From the FDA Drug Label
The cure rates in clinically evaluable patients were 57% for linezolid-treated patients and 60% for vancomycin-treated patients The cure rates in clinically evaluable patients with ventilator-associated pneumonia were 47% for linezolid-treated patients and 40% for vancomycin-treated patients. A separate study provided additional experience with the use of Linezolid in the treatment of methicillin-resistant Staphylococcus aureus (MRSA) infections.
The IV antibiotics that are safe for a patient with a hypersensitivity to penicillin and sulfonamides (sulfa) are:
- Linezolid: as it does not contain penicillin or sulfonamides and has been studied in patients with various infections, including those caused by MRSA.
- Vancomycin: as it is a non-penicillin antibiotic that has been compared to linezolid in clinical trials and has shown similar cure rates in certain infections. 1
From the Research
For patients with penicillin and sulfa allergies, several safe IV antibiotic options exist, including macrolides like azithromycin, tetracyclines like doxycycline, fluoroquinolones like ciprofloxacin and levofloxacin, aminoglycosides like gentamicin, glycopeptides like vancomycin, and lipopeptides like daptomycin, as supported by recent studies 2, 3. When selecting an antibiotic for a patient with a hypersensitivity to penicillin and sulfonamides, it is crucial to consider the severity of the allergic reaction, the type of infection, and the local resistance patterns.

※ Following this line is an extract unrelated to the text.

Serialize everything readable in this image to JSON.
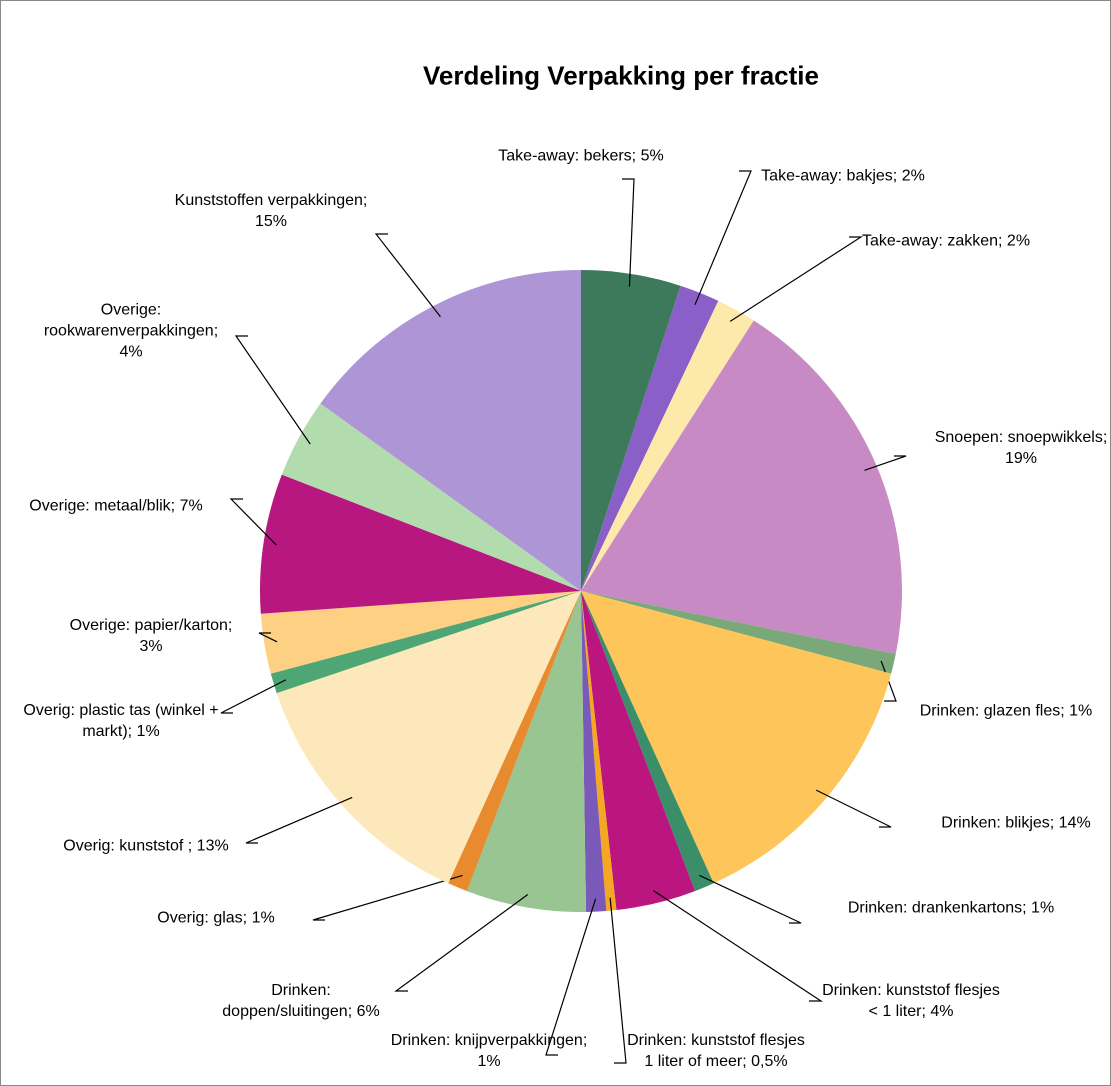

- The choice of antibiotic should be based on the suspected pathogens and the patient's specific needs.
- Carbapenems like meropenem may be considered with caution as cross-reactivity with penicillin is low (around 1%) 2.
- Accurate allergy assessment is essential to ensure optimal antibiotic selection, as some patients labeled as "penicillin allergic" may not have true allergies 3.

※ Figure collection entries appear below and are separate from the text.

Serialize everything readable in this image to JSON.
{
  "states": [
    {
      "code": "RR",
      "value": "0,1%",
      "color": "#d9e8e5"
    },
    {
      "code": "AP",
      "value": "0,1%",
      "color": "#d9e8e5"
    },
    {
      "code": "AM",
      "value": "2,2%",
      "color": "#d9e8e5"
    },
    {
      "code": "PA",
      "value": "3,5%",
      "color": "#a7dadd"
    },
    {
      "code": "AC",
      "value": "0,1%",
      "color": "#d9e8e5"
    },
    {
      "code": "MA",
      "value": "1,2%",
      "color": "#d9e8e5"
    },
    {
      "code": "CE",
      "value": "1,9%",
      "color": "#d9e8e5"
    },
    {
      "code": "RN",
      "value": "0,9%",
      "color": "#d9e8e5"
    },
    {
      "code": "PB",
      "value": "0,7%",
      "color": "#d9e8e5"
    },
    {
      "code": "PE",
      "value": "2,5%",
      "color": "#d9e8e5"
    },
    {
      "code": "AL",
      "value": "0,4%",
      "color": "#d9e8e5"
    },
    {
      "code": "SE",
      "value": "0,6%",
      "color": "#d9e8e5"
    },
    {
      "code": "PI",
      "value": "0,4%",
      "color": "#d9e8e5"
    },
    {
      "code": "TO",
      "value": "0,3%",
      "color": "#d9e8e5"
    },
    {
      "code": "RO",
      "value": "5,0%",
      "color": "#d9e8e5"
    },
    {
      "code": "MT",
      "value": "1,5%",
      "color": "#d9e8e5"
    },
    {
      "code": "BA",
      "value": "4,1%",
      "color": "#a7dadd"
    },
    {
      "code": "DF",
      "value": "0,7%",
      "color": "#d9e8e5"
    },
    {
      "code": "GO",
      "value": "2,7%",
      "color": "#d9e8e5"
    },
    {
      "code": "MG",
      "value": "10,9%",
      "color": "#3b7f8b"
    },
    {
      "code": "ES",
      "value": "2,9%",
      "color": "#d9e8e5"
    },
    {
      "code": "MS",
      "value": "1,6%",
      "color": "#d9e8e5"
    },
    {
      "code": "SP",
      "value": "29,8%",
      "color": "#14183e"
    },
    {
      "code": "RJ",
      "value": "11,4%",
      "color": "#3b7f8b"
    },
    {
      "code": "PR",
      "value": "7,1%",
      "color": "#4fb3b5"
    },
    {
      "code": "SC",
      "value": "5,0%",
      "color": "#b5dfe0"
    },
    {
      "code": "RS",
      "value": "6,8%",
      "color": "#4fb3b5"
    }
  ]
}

- For patients with severe or unclear allergic histories, consultation with an allergist and consideration of skin testing may be warranted 2, 3.
- Recent studies have shown that repeated administration of intravenous penicillin antibiotics appears to be safe in patients who report penicillin allergy and have negative penicillin allergy testing 3.
- It is also important to note that desensitization protocols, such as the one used for linezolid, can be a viable option for patients requiring antimicrobial therapy for complicated gram-positive skin infections 4.